Presentation of models proposed for fetal organ classification.

By leveraging the knowledge contained in pre-trained models, transfer learning can significantly reduce the amount of data and computation required to train accurate models, several CNN architectures were implemented in this work, namely:

  • ResNet5030 is a deep convolutional neural network known for its residual connections, which enable the training of very deep networks. It contains 50 layers and has achieved state-of-the-art performance on many image classification tasks.

  • MobileNet:31 is a lightweight convolutional neural network that is designed to be computationally efficient and is ideal for mobile and embedded applications. It uses depth-wise separable convolutions to reduce the number of parameters and computational costs while achieving good performance on many image classification tasks.

  • DenseNet:32 is a convolutional neural network known for its densely connected layers, which enable feature reuse and reduce the number of parameters. It has achieved state-of-the-art performance on many image classification tasks while being computationally efficient.

  • InceptionNet33 also known as GoogleNet, is a convolutional neural network known for its Inception modules and auxiliary classifiers, which enable the learning of multiple representations and improve accuracy. It has achieved state-of-the-art performance on many image classification tasks and is widely used in various applications.

  • InceptionResNetV234: is a very deep convolutional neural network that combines the Inception and ResNet architectures. It contains over 150 layers and uses Inception modules and residual connections to learn multiple representations of the same input and very deep representations.

After numerous trials and to further improve the accuracy of the neural network, the proposed models were trained using Adam optimizer with a learning rate of 0.001. Categorical cross entropy is proposed as a loss function, Table 2 summarizes the hyperparameters used in this approach. The model's optimal hyperparameter values are as follows: the ultrasound image input size is 155 × 224, with a batch size of 16, and a total of 60 epochs.

Table 2 Hyperparameters used in the proposed approach.

Evaluation metrics

Several metrics are commonly used to assess the accuracy and robustness of classification models. The accuracy of a model is defined as the proportion of correct predictions made by the model out of the total number of predictions. This can be mathematically expressed in Eq. (1):

$${\text{Accuracy }} = \, \left( {{\text{TP}} + {\text{TN}}} \right)/\left( {{\text{TP}} + {\text{FP}} + {\text{FN}} + {\text{TN}}} \right)$$
(1)

where TP, TN, FP, and FN represent the number of true positive, true negative, false positive, and false negative predictions, respectively.

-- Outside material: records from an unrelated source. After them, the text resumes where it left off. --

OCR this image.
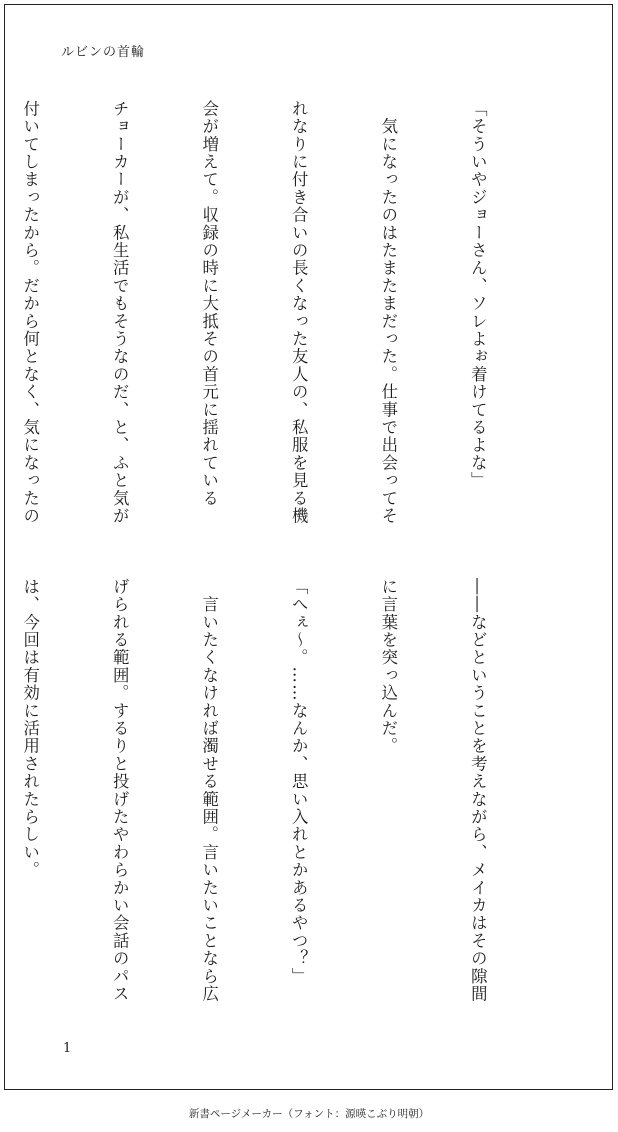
ルビンの首輪

「そういやジョーさん、ソレよぉ着けてるよな」

　気になったのはたまたまだった。仕事で出会ってそ

れなりに付き合いの長くなった友人の、私服を見る機

会が増えて。収録の時に大抵その首元に揺れている

チョーカーが、私生活でもそうなのだ、と、ふと気が

付いてしまったから。だから何となく、気になったの

――などということを考えながら、メイカはその隙間

に言葉を突っ込んだ。

「へぇ～。……なんか、思い入れとかあるやつ？」

　言いたくなければ濁せる範囲。言いたいことなら広

げられる範囲。するりと投げたやわらかい会話のパス

は、今回は有効に活用されたらしい。

1
新書ページメーカー（フォント：源暎こぶり明朝）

Another commonly used metric is precision, which is defined as the ratio of true positive predictions to the total number of predicted positive observations. This can be expressed in Eq. (2):

$${\text{Precision }} = {\text{ TP}}/\left( {{\text{TP}} + {\text{FP}}} \right)$$
(2)

The recall metric, on the other hand, is defined as the ratio of true positive predictions to all observations in the actual class, which can be expressed in Eq. (3):

$${\text{Recall }} = {\text{ TP}}/\left( {{\text{TP}} + {\text{FN}}} \right)$$
(3)

The F1 score, which is the harmonic mean of precision and recall, is a widely used metric for evaluating the performance of artificial intelligence models. It can be calculated in Eq. (4):

$${\text{F1 score }} = { 2}*\left( {{\text{Recall }}*{\text{ Precision}}} \right) \, / \, \left( {{\text{Recall }} + {\text{ Precision}}} \right)$$
(4)

Finally, the confusion matrix is a tabular representation of the various metrics mentioned above and is used to provide an intuitive understanding of the performance of a predictive model. A confusion matrix is shown in Table 3.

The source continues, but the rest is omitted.